= Climate Commitment Act =

Washington state climate law

The Climate Commitment Act is a law enacted by the Washington state legislature and signed by Governor Jay Inslee in 2021.

== Cap and invest program ==

The Climate Commitment Act is implemented through the Cap-and-Invest program which was launched in 2023.

== Initiative 2117 ==

In the 2024 general election, ballot initiative 2117 which sought to repeal the Climate Commitment Act was placed on the ballot. A poll in May 2024 of 403 registered voters showed 41% support repealing while 31% oppose with a +/- 5% margin of error. Over $8.5 million and $5 million were raised in support and opposition of the initiative, respectively.

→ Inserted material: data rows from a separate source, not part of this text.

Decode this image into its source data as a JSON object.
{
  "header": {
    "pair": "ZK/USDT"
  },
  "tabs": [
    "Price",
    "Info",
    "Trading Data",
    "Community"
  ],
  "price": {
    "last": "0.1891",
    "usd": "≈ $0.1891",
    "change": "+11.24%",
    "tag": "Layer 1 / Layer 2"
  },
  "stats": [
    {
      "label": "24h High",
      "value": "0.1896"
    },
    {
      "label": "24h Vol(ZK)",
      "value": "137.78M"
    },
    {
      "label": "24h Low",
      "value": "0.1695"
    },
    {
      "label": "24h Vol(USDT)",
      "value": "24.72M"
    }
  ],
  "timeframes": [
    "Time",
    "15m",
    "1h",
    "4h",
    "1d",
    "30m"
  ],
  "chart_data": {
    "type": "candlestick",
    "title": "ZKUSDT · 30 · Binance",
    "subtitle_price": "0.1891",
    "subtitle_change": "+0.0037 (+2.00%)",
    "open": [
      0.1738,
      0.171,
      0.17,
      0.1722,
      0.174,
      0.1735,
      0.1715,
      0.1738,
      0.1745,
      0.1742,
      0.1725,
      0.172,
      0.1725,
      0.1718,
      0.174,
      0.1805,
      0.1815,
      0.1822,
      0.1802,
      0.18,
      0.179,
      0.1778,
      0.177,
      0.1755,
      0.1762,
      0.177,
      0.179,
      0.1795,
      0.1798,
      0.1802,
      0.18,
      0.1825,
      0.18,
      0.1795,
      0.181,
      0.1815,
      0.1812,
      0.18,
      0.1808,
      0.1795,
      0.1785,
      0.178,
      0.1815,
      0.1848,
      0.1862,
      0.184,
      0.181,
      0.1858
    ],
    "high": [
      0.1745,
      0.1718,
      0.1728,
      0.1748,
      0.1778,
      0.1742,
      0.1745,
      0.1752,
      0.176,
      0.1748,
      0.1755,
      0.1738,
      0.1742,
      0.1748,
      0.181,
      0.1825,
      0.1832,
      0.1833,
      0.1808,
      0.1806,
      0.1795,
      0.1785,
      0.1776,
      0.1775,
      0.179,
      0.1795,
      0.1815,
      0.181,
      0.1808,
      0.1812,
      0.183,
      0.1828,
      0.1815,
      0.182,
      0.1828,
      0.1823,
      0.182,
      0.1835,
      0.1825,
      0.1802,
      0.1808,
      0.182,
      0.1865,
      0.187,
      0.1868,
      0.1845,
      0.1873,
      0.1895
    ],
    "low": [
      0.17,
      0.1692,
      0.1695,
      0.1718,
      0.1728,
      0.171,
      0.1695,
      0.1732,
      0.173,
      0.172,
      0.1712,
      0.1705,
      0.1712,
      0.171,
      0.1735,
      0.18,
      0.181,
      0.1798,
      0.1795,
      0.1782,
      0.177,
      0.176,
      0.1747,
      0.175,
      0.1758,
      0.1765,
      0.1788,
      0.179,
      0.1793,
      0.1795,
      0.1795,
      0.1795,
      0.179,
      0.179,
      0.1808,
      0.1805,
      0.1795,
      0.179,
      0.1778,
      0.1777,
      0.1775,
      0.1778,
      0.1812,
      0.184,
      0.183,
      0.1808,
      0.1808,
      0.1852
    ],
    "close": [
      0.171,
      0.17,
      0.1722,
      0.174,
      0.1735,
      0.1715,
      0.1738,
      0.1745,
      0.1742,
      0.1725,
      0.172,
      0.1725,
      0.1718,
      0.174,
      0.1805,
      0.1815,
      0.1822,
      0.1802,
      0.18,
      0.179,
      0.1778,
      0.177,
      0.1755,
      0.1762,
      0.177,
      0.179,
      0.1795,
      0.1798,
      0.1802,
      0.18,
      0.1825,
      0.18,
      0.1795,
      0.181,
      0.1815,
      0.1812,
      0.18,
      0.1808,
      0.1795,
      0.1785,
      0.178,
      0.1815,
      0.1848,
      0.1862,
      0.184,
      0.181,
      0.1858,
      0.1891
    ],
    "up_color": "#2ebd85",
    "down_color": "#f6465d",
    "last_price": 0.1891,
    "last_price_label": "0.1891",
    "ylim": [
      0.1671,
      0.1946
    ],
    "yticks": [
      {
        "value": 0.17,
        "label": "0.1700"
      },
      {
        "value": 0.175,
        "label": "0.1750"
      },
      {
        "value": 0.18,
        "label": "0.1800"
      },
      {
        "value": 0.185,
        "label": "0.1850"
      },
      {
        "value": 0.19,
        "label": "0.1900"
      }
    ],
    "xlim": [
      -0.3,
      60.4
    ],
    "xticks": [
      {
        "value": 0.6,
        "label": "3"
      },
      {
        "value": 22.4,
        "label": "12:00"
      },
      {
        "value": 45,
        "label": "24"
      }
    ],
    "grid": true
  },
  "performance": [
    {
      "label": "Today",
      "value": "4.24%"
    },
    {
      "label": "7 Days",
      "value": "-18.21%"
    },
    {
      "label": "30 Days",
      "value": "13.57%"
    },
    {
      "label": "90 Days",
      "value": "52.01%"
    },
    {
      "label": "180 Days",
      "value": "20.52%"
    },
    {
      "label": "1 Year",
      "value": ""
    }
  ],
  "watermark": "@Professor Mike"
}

Initiative 2117 is part of a group of ballot initiatives led by conservative leaders, including businessman Brian Heywood, who criticized the CCA for targeting gasoline which has inelastic demand, meaning that people still have to buy it even when the price goes up. He was quoted as describing the policy as "like Marie Antoinette — let them drive Teslas." The coalition defending the CCA, No on 2117 includes Microsoft, Amazon, and oil company BP.

At the 2024 meeting of the North American Carbon World, Director of the Washington State Department of Ecology, Laura Watson, suggested that the result of the reason for the sudden drop in settlement price for carbon allowances in the first auction of the year was a result of the initiative getting on the ballot.

Initiative 2117 failed with 61.95% of the 3.8 million total votes being cast against it, leaving the CCA intact.